Resmi Gazete’de yayımlanarak Karasu sahil bandı “Riskli alan” ilan edilmişti.

Karasu Belediyesi konuyla ilgili; “Bu karar doğrultusunda, sahil şeridinde kum üzerinde yer alan tüm yapılar, büfeler ve işletmelerin kaldırılması yasal bir zorunluluk haline gelmiştir. Çevre, Şehircilik ve İklim Değişikliği Bakanlığımızla koordineli bir şekilde yaz sezonu öncesinde başlatmayı planlıyorduk. Ancak vatandaşlarımızın mağduriyet yaşamaması, turizm sezonunun olumsuz etkilenmemesi ve sahilimizin yaz boyunca molozlarla dolu olmaması adına, bakanlığımızla yapılan istişareler neticesinde yıkım işlemlerinin 15 Eylül 2025 tarihinde başlatılmasına karar verilmiştir. 15 Eylül 2025 itibariyle, söz konusu riskli alandaki yapıların tamamı, hiçbir itiraz ve engelleme olmaksızın kaldırılacaktır” diyerek açıklama yaptı.

Olması gereken mi oldu diye soracak olursak, olması gereken oldu diyebiliriz.

Hem vatandaş hem de esnafımız açısından bu karar doğru bir karar. Bu yaz sezonunda beachlerin kurulması noktasında izin verildi. Ancak 15 Eylül 2025’ten sonra yıkım işlemleri başlıyor. Sahiller tamamıyla halkın oluyor.

15 Eylül 2025’ten sonra sahilde herhangi bir beach kurulumu olmayacak.

Duruma diğer taraftan bakacak olursak, 15 Eylül 2025’ten sonra beachlerin kurulmaması tatilciler açısından üzücü oldu diyebiliriz. Çocuğuyla birlikte sahile giden aileler yüksek oranla beachleri tercih ediyordu.

Denizden çıkınca aperatif olarak çocuklarına yiyecek içecek kolay buluyordu.

Yine denizden çıkınca duş ve lavabo ihtiyaçları olsun bunların giderilmesi noktasında tatilciler sıkıntı yaşayabilir dense de tatilcilerin duş ve lavabo ihtiyaçları doğrultusunda 15 Eylül 2025’ten sonra Karasu Belediyesi tarafından duş ve lavaboların kurulumu için çalışma da yapılacak.

Sahiller halkındır derken, halkın da ihtiyaçları doğrultusunda adım atmakta gerekiyor.
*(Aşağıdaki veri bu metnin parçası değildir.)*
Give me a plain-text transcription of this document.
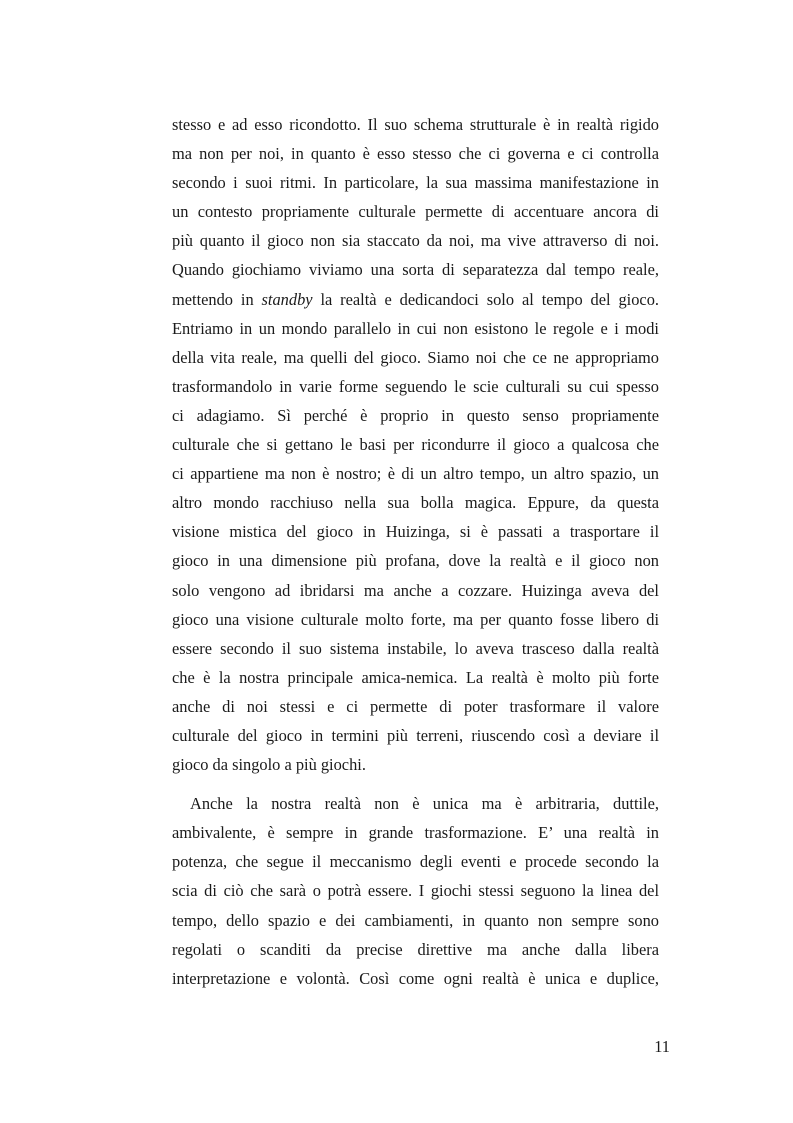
stesso e ad esso ricondotto. Il suo schema strutturale è in realtà rigido
ma non per noi, in quanto è esso stesso che ci governa e ci controlla
secondo i suoi ritmi. In particolare, la sua massima manifestazione in
un contesto propriamente culturale permette di accentuare ancora di
più quanto il gioco non sia staccato da noi, ma vive attraverso di noi.
Quando giochiamo viviamo una sorta di separatezza dal tempo reale,
mettendo in standby la realtà e dedicandoci solo al tempo del gioco.
Entriamo in un mondo parallelo in cui non esistono le regole e i modi
della vita reale, ma quelli del gioco. Siamo noi che ce ne appropriamo
trasformandolo in varie forme seguendo le scie culturali su cui spesso
ci adagiamo. Sì perché è proprio in questo senso propriamente
culturale che si gettano le basi per ricondurre il gioco a qualcosa che
ci appartiene ma non è nostro; è di un altro tempo, un altro spazio, un
altro mondo racchiuso nella sua bolla magica. Eppure, da questa
visione mistica del gioco in Huizinga, si è passati a trasportare il
gioco in una dimensione più profana, dove la realtà e il gioco non
solo vengono ad ibridarsi ma anche a cozzare. Huizinga aveva del
gioco una visione culturale molto forte, ma per quanto fosse libero di
essere secondo il suo sistema instabile, lo aveva trasceso dalla realtà
che è la nostra principale amica-nemica. La realtà è molto più forte
anche di noi stessi e ci permette di poter trasformare il valore
culturale del gioco in termini più terreni, riuscendo così a deviare il
gioco da singolo a più giochi.
Anche la nostra realtà non è unica ma è arbitraria, duttile,
ambivalente, è sempre in grande trasformazione. E’ una realtà in
potenza, che segue il meccanismo degli eventi e procede secondo la
scia di ciò che sarà o potrà essere. I giochi stessi seguono la linea del
tempo, dello spazio e dei cambiamenti, in quanto non sempre sono
regolati o scanditi da precise direttive ma anche dalla libera
interpretazione e volontà. Così come ogni realtà è unica e duplice,
11
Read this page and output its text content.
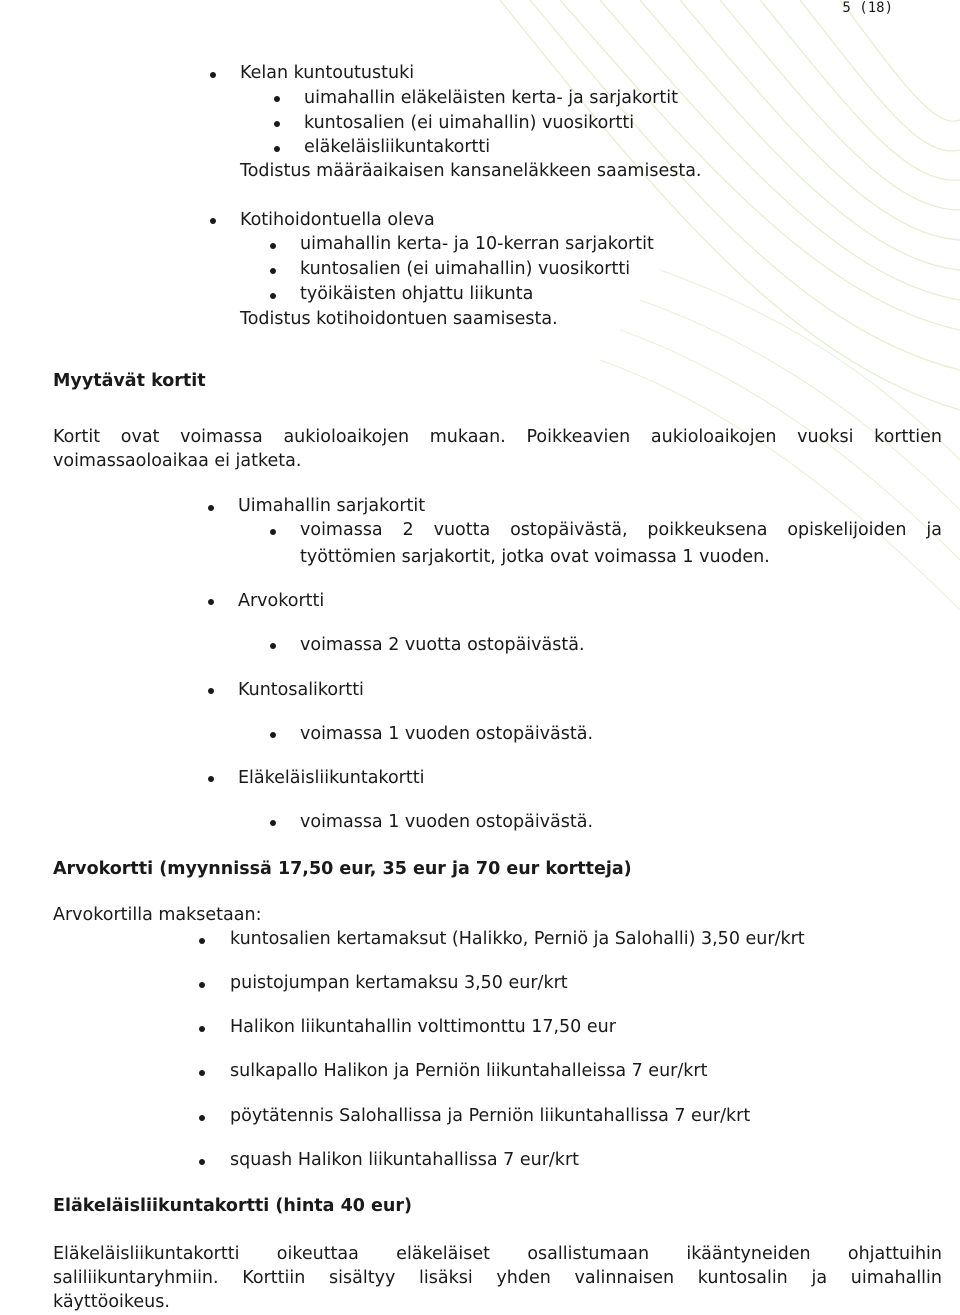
5 (18)
Kelan kuntoutustuki
uimahallin eläkeläisten kerta- ja sarjakortit
kuntosalien (ei uimahallin) vuosikortti
eläkeläisliikuntakortti
Todistus määräaikaisen kansaneläkkeen saamisesta.
Kotihoidontuella oleva
uimahallin kerta- ja 10-kerran sarjakortit
kuntosalien (ei uimahallin) vuosikortti
työikäisten ohjattu liikunta
Todistus kotihoidontuen saamisesta.
Myytävät kortit
Kortit ovat voimassa aukioloaikojen mukaan. Poikkeavien aukioloaikojen vuoksi korttien
voimassaoloaikaa ei jatketa.
Uimahallin sarjakortit
voimassa 2 vuotta ostopäivästä, poikkeuksena opiskelijoiden ja
työttömien sarjakortit, jotka ovat voimassa 1 vuoden.
Arvokortti
voimassa 2 vuotta ostopäivästä.
Kuntosalikortti
voimassa 1 vuoden ostopäivästä.
Eläkeläisliikuntakortti
voimassa 1 vuoden ostopäivästä.
Arvokortti (myynnissä 17,50 eur, 35 eur ja 70 eur kortteja)
Arvokortilla maksetaan:
kuntosalien kertamaksut (Halikko, Perniö ja Salohalli) 3,50 eur/krt
puistojumpan kertamaksu 3,50 eur/krt
Halikon liikuntahallin volttimonttu 17,50 eur
sulkapallo Halikon ja Perniön liikuntahalleissa 7 eur/krt
pöytätennis Salohallissa ja Perniön liikuntahallissa 7 eur/krt
squash Halikon liikuntahallissa 7 eur/krt
Eläkeläisliikuntakortti (hinta 40 eur)
Eläkeläisliikuntakortti oikeuttaa eläkeläiset osallistumaan ikääntyneiden ohjattuihin
saliliikuntaryhmiin. Korttiin sisältyy lisäksi yhden valinnaisen kuntosalin ja uimahallin
käyttöoikeus.
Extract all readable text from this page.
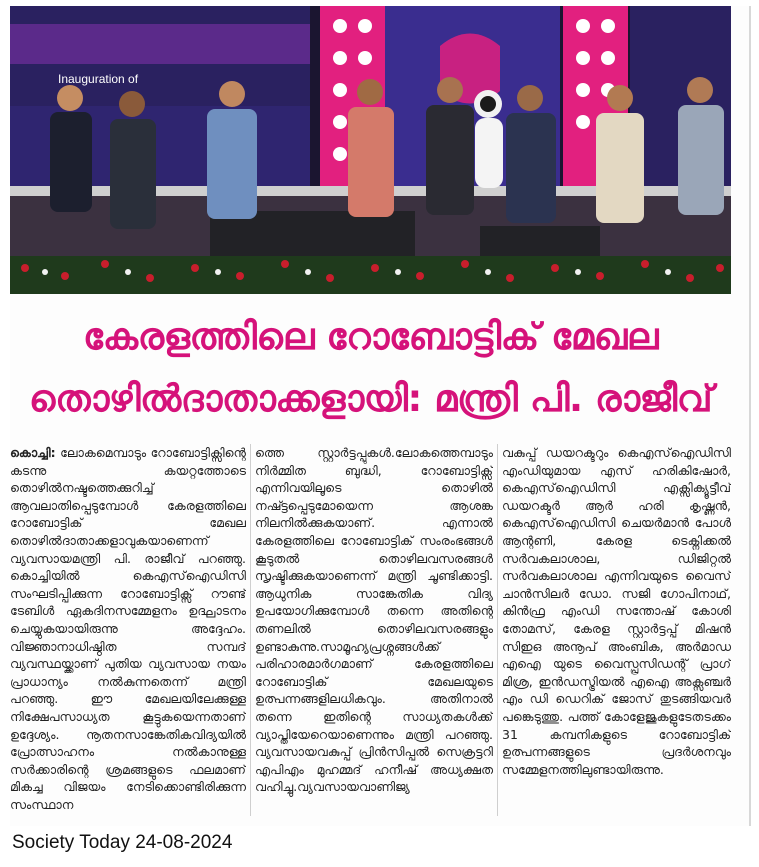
Inauguration of
കേരളത്തിലെ റോബോട്ടിക് മേഖല
തൊഴിൽദാതാക്കളായി: മന്ത്രി പി. രാജീവ്
കൊച്ചി: ലോകമെമ്പാടും റോബോട്ടിക്സിന്റെ കടന്നു കയറ്റത്തോടെ തൊഴിൽനഷ്ടത്തെക്കുറിച്ച് ആവലാതിപ്പെടുമ്പോൾ കേരളത്തിലെ റോബോട്ടിക് മേഖല തൊഴിൽദാതാക്കളാവുകയാണെന്ന് വ്യവസായമന്ത്രി പി. രാജീവ് പറഞ്ഞു. കൊച്ചിയിൽ കെഎസ്ഐഡിസി സംഘടിപ്പിക്കുന്ന റോബോട്ടിക്സ് റൗണ്ട് ടേബിൾ ഏകദിനസമ്മേളനം ഉദ്ഘാടനം ചെയ്യുകയായിരുന്നു അദ്ദേഹം. വിജ്ഞാനാധിഷ്ഠിത സമ്പദ് വ്യവസ്ഥയ്ക്കാണ് പുതിയ വ്യവസായ നയം പ്രാധാന്യം നൽകുന്നതെന്ന് മന്ത്രി പറഞ്ഞു. ഈ മേഖലയിലേക്കുള്ള നിക്ഷേപസാധ്യത കൂട്ടുകയെന്നതാണ് ഉദ്ദേശ്യം. നൂതനസാങ്കേതികവിദ്യയിൽ പ്രോത്സാഹനം നൽകാനുള്ള സർക്കാരിന്റെ ശ്രമങ്ങളുടെ ഫലമാണ് മികച്ച വിജയം നേടിക്കൊണ്ടിരിക്കുന്ന സംസ്ഥാന
ത്തെ സ്റ്റാർട്ടപ്പുകൾ.ലോകത്തെമ്പാടും നിർമ്മിത ബുദ്ധി, റോബോട്ടിക്സ് എന്നിവയിലൂടെ തൊഴിൽ നഷ്ട്ടപ്പെടുമോയെന്ന ആശങ്ക നിലനിൽക്കുകയാണ്. എന്നാൽ കേരളത്തിലെ റോബോട്ടിക് സംരംഭങ്ങൾ കൂടുതൽ തൊഴിലവസരങ്ങൾ സൃഷ്ടിക്കുകയാണെന്ന് മന്ത്രി ചൂണ്ടിക്കാട്ടി. ആധുനിക സാങ്കേതിക വിദ്യ ഉപയോഗിക്കുമ്പോൾ തന്നെ അതിന്റെ തണലിൽ തൊഴിലവസരങ്ങളും ഉണ്ടാകുന്നു.സാമൂഹ്യപ്രശ്നങ്ങൾക്ക് പരിഹാരമാർഗമാണ് കേരളത്തിലെ റോബോട്ടിക് മേഖലയുടെ ഉത്പന്നങ്ങളിലധികവും. അതിനാൽ തന്നെ ഇതിന്റെ സാധ്യതകൾക്ക് വ്യാപ്തിയേറെയാണെന്നും മന്ത്രി പറഞ്ഞു. വ്യവസായവകുപ്പ് പ്രിൻസിപ്പൽ സെക്രട്ടറി എപിഎം മുഹമ്മദ് ഹനീഷ് അധ്യക്ഷത വഹിച്ചു.വ്യവസായവാണിജ്യ
വകുപ്പ് ഡയറക്ടറും കെഎസ്ഐഡിസി എംഡിയുമായ എസ് ഹരികിഷോർ, കെഎസ്ഐഡിസി എക്സിക്യൂട്ടീവ് ഡയറക്ടർ ആർ ഹരി കൃഷ്ണൻ, കെഎസ്ഐഡിസി ചെയർമാൻ പോൾ ആന്റണി, കേരള ടെക്നിക്കൽ സർവകലാശാല, ഡിജിറ്റൽ സർവകലാശാല എന്നിവയുടെ വൈസ് ചാൻസിലർ ഡോ. സജി ഗോപിനാഥ്, കിൻഫ്ര എംഡി സന്തോഷ് കോശി തോമസ്, കേരള സ്റ്റാർട്ടപ്പ് മിഷൻ സിഇഒ അനൂപ് അംബിക, അർമാഡ എഐ യുടെ വൈസ്പ്രസിഡന്റ് പ്രാഗ് മിശ്ര, ഇൻഡസ്ട്രിയൽ എഐ അക്സഞ്ചർ എം ഡി ഡെറിക് ജോസ് തുടങ്ങിയവർ പങ്കെടുത്തു. പത്ത് കോളേജുകളുടേതടക്കം 31 കമ്പനികളുടെ റോബോട്ടിക് ഉത്പന്നങ്ങളുടെ പ്രദർശനവും സമ്മേളനത്തിലുണ്ടായിരുന്നു.
Society Today 24-08-2024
Bu yüzden bu sene de tatilcilerin sıkıntısı yaşamaması adına beachlerin kurulmaması izin verildi.

Önümüzdeki yaz aylarında ise sahiller tamamıyla halkın olacak.

Karasu’nun gözbebeği durumunda olan sahilimizi daha sağlıklı, daha düzenli ve daha yaşanabilir bir yapıya kavuşturmak hem görüntü hem de huzur açısından daha sağlıklı.

Hemen hemen her yaz sezonunda beach işletmeleri ve halk arasında tartışmalar oluyordu. Halkın sahile geçişi noktasında beach işletmelerinin daha duyarlı olması ve tatilcilerle daha sağlıklı iletişimler kurmaları da gerekiyor.

Tertemiz bir görüntü için bu adımların atılması gerekiliyordu. Karar resmi gazetede de yayınladı. Bu yüzden hak sahiplerinin de daha uzlaşıcı taraf olarak hareket etmeleri daha sağlıklı olacaktır.

Sahil projesi gibi bir örnek hepimizin gözünün önünde, görüntü olarak sahil projesinin bitmiş alanına girince içimiz nasıl ferahlıyorsa bu tarz çalışmaların kimseyi ötekileştirmeden yapılmasına devam edilmedi.